How important is the band’s name in giving out the right kind of vibe?
-Usually names mean nothing to me. No, it happens that I see the great name and think “Wow, I definitely should give these guys a listen”, but it doesn’t mean that we have to take it so serious – we all know the great bands with hilarious names.

What was it that made you want to do the band?
-When I was a child, I thought that when I grow up, I’ll buy an electric guitar and will play in thrash metal band. As well as many others, but I did it, as you see. Unfortunately, for a long time I didn’t have the opportunity to write music, but now it’s in the past.
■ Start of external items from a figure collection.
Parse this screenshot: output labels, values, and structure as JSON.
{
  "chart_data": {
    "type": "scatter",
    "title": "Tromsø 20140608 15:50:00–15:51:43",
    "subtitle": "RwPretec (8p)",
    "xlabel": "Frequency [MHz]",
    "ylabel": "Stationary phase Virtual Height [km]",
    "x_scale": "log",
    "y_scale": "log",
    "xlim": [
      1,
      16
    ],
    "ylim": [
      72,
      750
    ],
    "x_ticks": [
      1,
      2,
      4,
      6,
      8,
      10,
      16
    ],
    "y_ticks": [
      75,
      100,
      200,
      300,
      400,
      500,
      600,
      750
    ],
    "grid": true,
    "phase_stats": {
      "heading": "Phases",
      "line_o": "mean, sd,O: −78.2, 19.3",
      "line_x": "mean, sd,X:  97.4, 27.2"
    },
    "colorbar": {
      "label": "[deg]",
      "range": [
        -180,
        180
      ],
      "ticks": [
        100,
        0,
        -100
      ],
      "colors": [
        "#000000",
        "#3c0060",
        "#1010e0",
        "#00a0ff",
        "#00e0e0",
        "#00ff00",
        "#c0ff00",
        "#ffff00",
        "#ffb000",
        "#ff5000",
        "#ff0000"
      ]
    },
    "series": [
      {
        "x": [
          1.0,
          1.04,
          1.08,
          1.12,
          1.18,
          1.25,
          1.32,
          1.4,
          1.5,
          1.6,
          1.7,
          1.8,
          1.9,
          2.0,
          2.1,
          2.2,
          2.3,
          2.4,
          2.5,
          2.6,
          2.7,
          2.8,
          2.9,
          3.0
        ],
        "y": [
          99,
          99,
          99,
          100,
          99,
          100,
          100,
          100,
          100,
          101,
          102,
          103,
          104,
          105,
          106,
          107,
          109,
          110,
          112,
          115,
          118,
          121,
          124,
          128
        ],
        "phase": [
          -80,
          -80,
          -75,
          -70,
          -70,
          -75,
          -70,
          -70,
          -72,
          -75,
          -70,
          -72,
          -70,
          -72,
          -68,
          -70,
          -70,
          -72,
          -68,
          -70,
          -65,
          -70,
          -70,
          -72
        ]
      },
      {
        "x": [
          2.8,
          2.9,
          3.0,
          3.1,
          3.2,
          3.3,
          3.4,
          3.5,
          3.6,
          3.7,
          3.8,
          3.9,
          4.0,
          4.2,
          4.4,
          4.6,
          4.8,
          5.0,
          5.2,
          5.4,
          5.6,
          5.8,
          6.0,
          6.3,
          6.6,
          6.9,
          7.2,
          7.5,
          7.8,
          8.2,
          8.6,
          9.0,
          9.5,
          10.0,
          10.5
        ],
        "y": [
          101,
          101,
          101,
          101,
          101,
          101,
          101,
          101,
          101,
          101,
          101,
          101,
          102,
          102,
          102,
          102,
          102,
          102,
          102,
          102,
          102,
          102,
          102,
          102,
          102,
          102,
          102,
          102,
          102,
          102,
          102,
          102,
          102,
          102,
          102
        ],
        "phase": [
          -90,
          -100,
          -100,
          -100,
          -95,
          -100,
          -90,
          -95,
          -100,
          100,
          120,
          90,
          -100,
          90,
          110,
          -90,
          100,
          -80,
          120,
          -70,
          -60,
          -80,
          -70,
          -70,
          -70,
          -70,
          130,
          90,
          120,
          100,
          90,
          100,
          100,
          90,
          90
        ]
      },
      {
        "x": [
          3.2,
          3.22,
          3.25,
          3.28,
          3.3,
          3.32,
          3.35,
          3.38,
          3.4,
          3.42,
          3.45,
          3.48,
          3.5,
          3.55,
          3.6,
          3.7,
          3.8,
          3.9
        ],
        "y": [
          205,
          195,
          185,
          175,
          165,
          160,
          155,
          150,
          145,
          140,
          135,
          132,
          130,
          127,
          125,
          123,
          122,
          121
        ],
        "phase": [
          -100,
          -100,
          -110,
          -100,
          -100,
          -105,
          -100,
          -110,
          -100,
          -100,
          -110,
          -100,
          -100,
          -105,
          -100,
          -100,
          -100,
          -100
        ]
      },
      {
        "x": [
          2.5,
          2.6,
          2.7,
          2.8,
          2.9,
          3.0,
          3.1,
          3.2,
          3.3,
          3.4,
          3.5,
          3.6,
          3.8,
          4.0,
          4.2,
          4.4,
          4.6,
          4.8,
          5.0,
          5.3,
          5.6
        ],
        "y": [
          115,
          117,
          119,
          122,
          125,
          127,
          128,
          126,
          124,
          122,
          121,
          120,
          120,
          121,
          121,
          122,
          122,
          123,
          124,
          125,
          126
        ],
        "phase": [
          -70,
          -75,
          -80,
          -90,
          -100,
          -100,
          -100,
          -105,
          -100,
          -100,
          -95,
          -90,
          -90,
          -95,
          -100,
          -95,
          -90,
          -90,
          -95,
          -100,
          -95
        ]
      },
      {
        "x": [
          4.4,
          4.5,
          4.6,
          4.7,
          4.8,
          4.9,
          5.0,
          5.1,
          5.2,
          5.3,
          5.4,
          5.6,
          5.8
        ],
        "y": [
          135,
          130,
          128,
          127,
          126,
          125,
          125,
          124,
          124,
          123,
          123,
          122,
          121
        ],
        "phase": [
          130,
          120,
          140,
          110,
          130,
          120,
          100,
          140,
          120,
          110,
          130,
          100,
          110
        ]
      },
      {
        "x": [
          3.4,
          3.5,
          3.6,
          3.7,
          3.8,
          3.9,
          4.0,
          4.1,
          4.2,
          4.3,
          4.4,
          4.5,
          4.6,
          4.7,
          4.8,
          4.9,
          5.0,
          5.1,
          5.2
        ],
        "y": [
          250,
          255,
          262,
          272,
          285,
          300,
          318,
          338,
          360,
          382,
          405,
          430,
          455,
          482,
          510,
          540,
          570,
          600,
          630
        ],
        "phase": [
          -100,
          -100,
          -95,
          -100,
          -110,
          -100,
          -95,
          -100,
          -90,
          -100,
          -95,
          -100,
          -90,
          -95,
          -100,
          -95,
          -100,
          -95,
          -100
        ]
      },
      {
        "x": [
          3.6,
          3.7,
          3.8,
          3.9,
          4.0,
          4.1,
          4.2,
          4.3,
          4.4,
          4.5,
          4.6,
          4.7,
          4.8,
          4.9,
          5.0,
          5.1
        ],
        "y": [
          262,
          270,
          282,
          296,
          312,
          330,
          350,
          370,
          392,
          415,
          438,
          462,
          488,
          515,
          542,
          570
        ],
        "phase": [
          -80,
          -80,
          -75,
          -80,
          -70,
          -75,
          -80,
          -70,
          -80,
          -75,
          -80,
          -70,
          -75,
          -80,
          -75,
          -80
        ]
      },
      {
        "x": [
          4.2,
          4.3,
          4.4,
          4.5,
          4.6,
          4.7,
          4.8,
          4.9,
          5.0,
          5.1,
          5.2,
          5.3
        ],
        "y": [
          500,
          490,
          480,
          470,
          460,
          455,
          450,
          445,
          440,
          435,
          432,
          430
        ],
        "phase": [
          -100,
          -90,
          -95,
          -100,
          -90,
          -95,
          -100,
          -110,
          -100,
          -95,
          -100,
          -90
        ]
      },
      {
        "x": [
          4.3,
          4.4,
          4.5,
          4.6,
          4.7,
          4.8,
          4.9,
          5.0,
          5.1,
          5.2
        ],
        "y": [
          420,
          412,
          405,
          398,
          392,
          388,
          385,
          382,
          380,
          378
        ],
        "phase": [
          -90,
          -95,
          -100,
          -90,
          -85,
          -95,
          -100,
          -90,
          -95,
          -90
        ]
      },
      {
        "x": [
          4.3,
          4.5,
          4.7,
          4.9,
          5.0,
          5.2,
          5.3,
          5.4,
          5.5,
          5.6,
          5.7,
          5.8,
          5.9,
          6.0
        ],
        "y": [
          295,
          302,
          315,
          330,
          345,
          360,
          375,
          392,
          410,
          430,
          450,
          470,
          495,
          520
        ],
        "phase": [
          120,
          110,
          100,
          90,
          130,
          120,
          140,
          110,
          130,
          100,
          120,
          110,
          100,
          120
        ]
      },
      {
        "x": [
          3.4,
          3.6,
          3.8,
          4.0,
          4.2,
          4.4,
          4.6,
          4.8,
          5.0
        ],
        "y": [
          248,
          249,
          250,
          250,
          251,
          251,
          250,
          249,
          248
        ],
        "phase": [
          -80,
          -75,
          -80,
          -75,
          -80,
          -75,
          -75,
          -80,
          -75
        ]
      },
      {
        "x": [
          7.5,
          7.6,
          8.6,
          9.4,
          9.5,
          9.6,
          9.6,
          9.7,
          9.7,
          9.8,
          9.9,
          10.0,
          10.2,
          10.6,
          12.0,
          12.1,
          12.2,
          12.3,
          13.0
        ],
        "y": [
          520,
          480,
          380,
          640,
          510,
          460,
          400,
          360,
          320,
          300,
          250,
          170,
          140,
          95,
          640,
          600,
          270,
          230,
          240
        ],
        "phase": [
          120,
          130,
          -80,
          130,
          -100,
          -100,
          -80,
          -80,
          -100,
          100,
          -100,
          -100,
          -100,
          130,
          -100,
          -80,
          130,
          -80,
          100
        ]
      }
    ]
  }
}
What is your definition of the music you play?
-I don’t really like to tag my music (but understand the importance of this for right placement). I prefer to name it post black metal but this genre is wide enough and people who likes band X can really hate band Y. So, for this interview let’s name it “melodic post black metal with hardcore influences”.

How do you arrange the tracks? Is there a method to how you arrange the songs on a record?
-When I make the new song, the first goal is to make first raw demo, which I need to understand how the whole song can actually sound. Usually, it’s only guitar tracks and midi drums. All of that I name “arrangement” is second guitar – I record first guitar and play it on repeat while trying to make the second one. Bass tracks usually comes in studio, when we record the finished song.
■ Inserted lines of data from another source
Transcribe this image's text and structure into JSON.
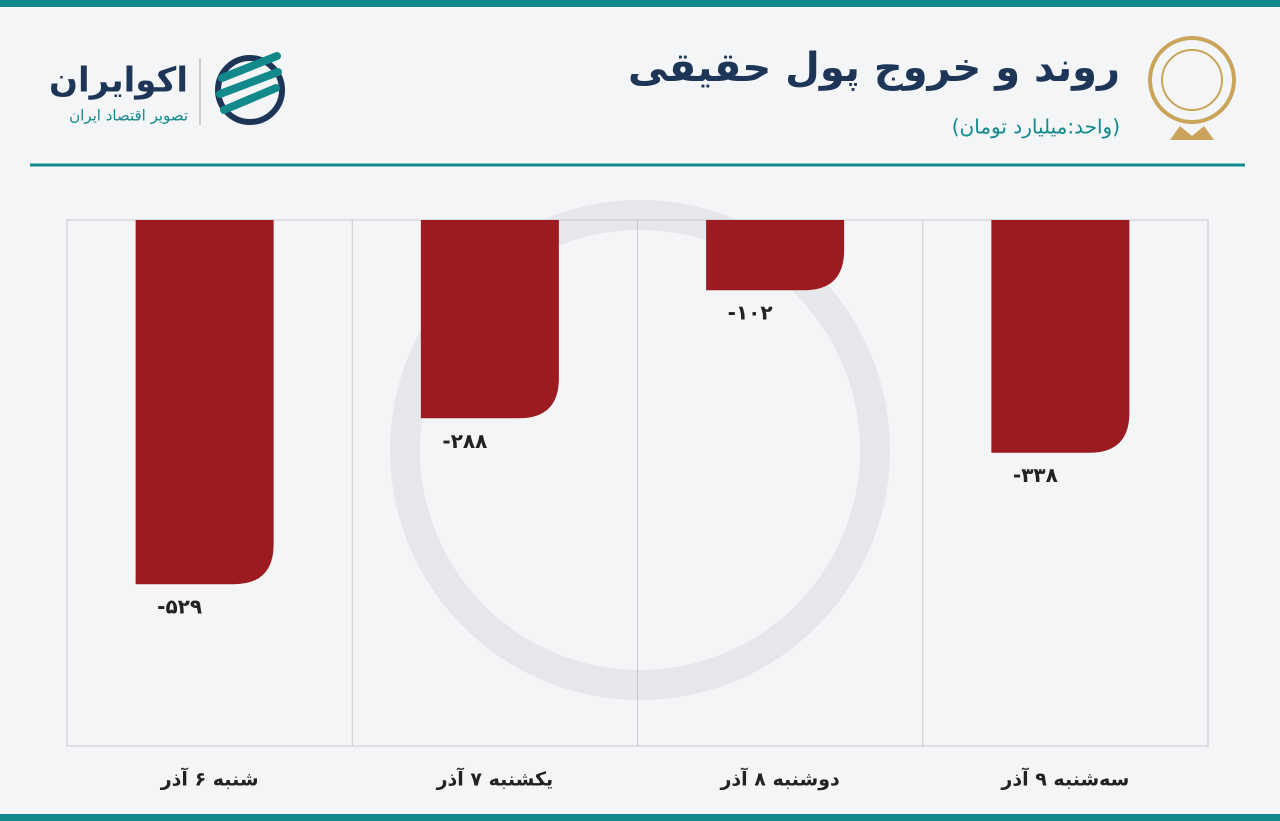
{
  "chart_data": {
    "type": "bar",
    "title": "روند و خروج پول حقیقی",
    "subtitle": "(واحد:میلیارد تومان)",
    "brand": "اکوایران",
    "brand_tagline": "تصویر اقتصاد ایران",
    "categories": [
      "شنبه ۶ آذر",
      "یکشنبه ۷ آذر",
      "دوشنبه ۸ آذر",
      "سه‌شنبه ۹ آذر"
    ],
    "values": [
      -529,
      -288,
      -102,
      -338
    ],
    "value_labels": [
      "-۵۲۹",
      "-۲۸۸",
      "-۱۰۲",
      "-۳۳۸"
    ],
    "color": "#9b1b20",
    "ylim": [
      -764,
      0
    ],
    "grid": true
  }
}
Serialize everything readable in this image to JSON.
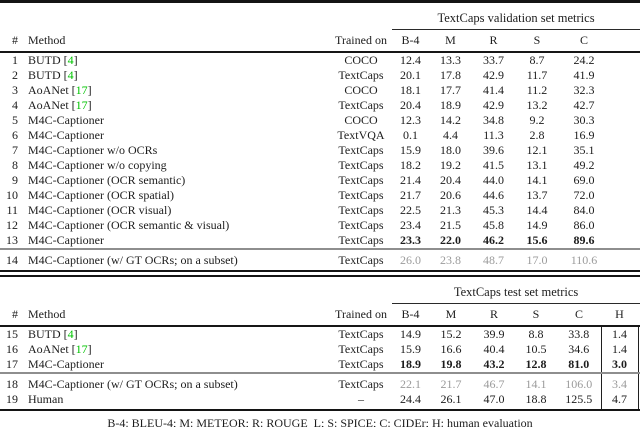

Where do you find your inspiration to create?
-Oh, there are many sources. I can’t predict how it will appear the next time – maybe the book, movie, little conversation with somebody or accidentally seen photos of interesting place.
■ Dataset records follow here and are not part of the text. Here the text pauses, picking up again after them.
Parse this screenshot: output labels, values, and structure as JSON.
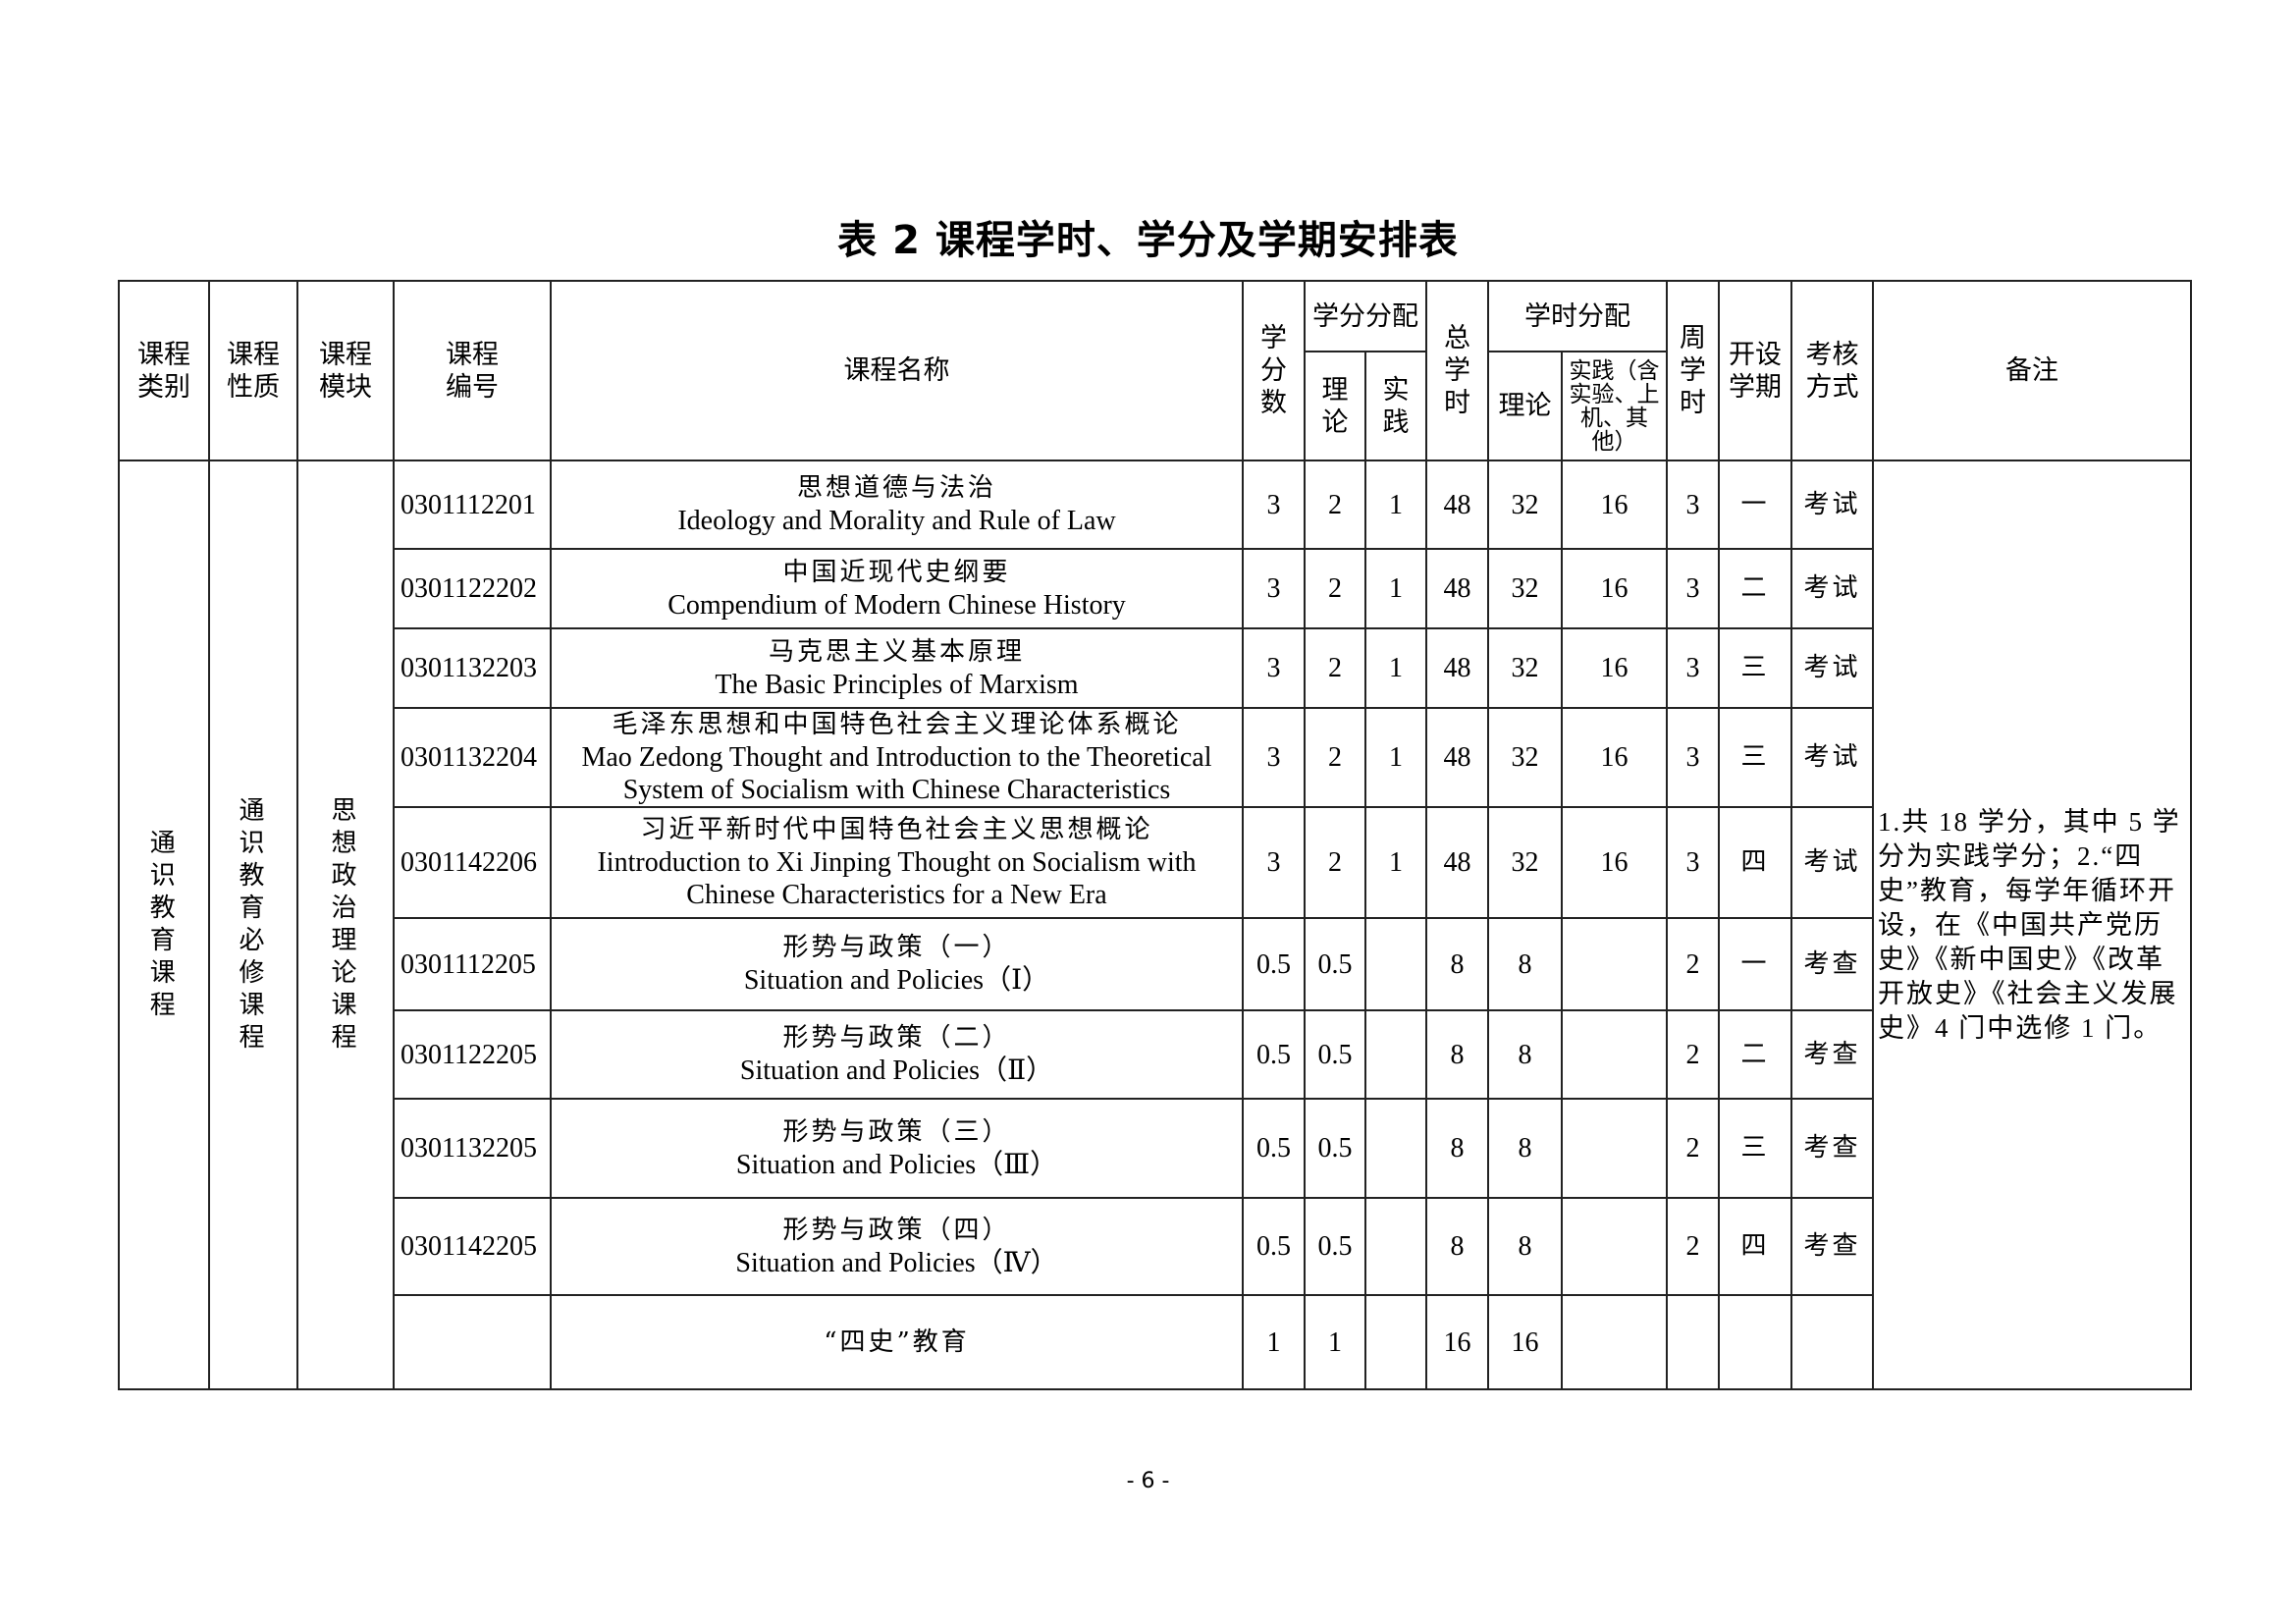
{
  "title": "表 2  课程学时、学分及学期安排表",
  "headers": {
    "category": "课程类别",
    "nature": "课程性质",
    "module": "课程模块",
    "code": "课程编号",
    "name": "课程名称",
    "credits": "学分数",
    "credit_alloc": "学分分配",
    "credit_theory": "理论",
    "credit_practice": "实践",
    "total_hours": "总学时",
    "hour_alloc": "学时分配",
    "hour_theory": "理论",
    "hour_practice": "实践（含实验、上机、其他）",
    "weekly_hours": "周学时",
    "semester": "开设学期",
    "assessment": "考核方式",
    "remarks": "备注"
  },
  "group": {
    "category": "通识教育课程",
    "nature": "通识教育必修课程",
    "module": "思想政治理论课程"
  },
  "remarks": "1.共 18 学分，其中 5 学分为实践学分；2.“四史”教育，每学年循环开设，在《中国共产党历史》《新中国史》《改革开放史》《社会主义发展史》4 门中选修 1 门。",
  "rows": [
    {
      "code": "0301112201",
      "name_cn": "思想道德与法治",
      "name_en": "Ideology and Morality and Rule of Law",
      "credits": "3",
      "ct": "2",
      "cp": "1",
      "total": "48",
      "ht": "32",
      "hp": "16",
      "weekly": "3",
      "semester": "一",
      "assessment": "考试"
    },
    {
      "code": "0301122202",
      "name_cn": "中国近现代史纲要",
      "name_en": "Compendium of Modern Chinese History",
      "credits": "3",
      "ct": "2",
      "cp": "1",
      "total": "48",
      "ht": "32",
      "hp": "16",
      "weekly": "3",
      "semester": "二",
      "assessment": "考试"
    },
    {
      "code": "0301132203",
      "name_cn": "马克思主义基本原理",
      "name_en": "The Basic Principles of Marxism",
      "credits": "3",
      "ct": "2",
      "cp": "1",
      "total": "48",
      "ht": "32",
      "hp": "16",
      "weekly": "3",
      "semester": "三",
      "assessment": "考试"
    },
    {
      "code": "0301132204",
      "name_cn": "毛泽东思想和中国特色社会主义理论体系概论",
      "name_en": "Mao Zedong Thought and Introduction to the Theoretical System of Socialism with Chinese Characteristics",
      "credits": "3",
      "ct": "2",
      "cp": "1",
      "total": "48",
      "ht": "32",
      "hp": "16",
      "weekly": "3",
      "semester": "三",
      "assessment": "考试"
    },
    {
      "code": "0301142206",
      "name_cn": "习近平新时代中国特色社会主义思想概论",
      "name_en": "Iintroduction to Xi Jinping Thought on Socialism with Chinese Characteristics for a New Era",
      "credits": "3",
      "ct": "2",
      "cp": "1",
      "total": "48",
      "ht": "32",
      "hp": "16",
      "weekly": "3",
      "semester": "四",
      "assessment": "考试"
    },
    {
      "code": "0301112205",
      "name_cn": "形势与政策（一）",
      "name_en": "Situation and Policies（Ⅰ）",
      "credits": "0.5",
      "ct": "0.5",
      "cp": "",
      "total": "8",
      "ht": "8",
      "hp": "",
      "weekly": "2",
      "semester": "一",
      "assessment": "考查"
    },
    {
      "code": "0301122205",
      "name_cn": "形势与政策（二）",
      "name_en": "Situation and Policies（Ⅱ）",
      "credits": "0.5",
      "ct": "0.5",
      "cp": "",
      "total": "8",
      "ht": "8",
      "hp": "",
      "weekly": "2",
      "semester": "二",
      "assessment": "考查"
    },
    {
      "code": "0301132205",
      "name_cn": "形势与政策（三）",
      "name_en": "Situation and Policies（Ⅲ）",
      "credits": "0.5",
      "ct": "0.5",
      "cp": "",
      "total": "8",
      "ht": "8",
      "hp": "",
      "weekly": "2",
      "semester": "三",
      "assessment": "考查"
    },
    {
      "code": "0301142205",
      "name_cn": "形势与政策（四）",
      "name_en": "Situation and Policies（Ⅳ）",
      "credits": "0.5",
      "ct": "0.5",
      "cp": "",
      "total": "8",
      "ht": "8",
      "hp": "",
      "weekly": "2",
      "semester": "四",
      "assessment": "考查"
    },
    {
      "code": "",
      "name_cn": "“四史”教育",
      "name_en": "",
      "credits": "1",
      "ct": "1",
      "cp": "",
      "total": "16",
      "ht": "16",
      "hp": "",
      "weekly": "",
      "semester": "",
      "assessment": ""
    }
  ],
  "page_number": "- 6 -"
}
How important is the graphic side of the band? How much thought goes into art work etc.?
-It always was very important to me. I can refuse to listen to the band if I don’t like their artwork or visual image. And vice versa, somebody can hook me with the great one. In our band all artworks and visual materials made by me and I spend a lot of time to this.

Do you find that there is a greater freedom in working with digital than working with physical?
-If we talk about albums, I prefer physical. There is an artwork, booklet, CD and all of this that everybody likes to hold in hands. In digital it’s only files (or even no files, only browser tab with play button). But freedom is that great number of people can listen to your music, without any borders and long waiting for delivery. And it’s great, of course.

Are there any limitations to digital? Can you do everything you like?
-The main limitation for me is an artwork, as I mentioned. Now, when we released an album and many people give it a listen, I know that only few of them saw the original artwork. But there are some good ideas as I consider and perhaps they would like it too. But we can’t do anything with it.

Is there a scene to speak of for a band like yours? Where do you fit in?
-The music we play is still quite popular now. There are great bands with relevant music, there are big enough festivals. I think that we could fit this movement, the only thing that we need is work hard.

What does the future hold?
-I don’t know. The main thing is to do the best as you can right now and you will be satisfied with the future.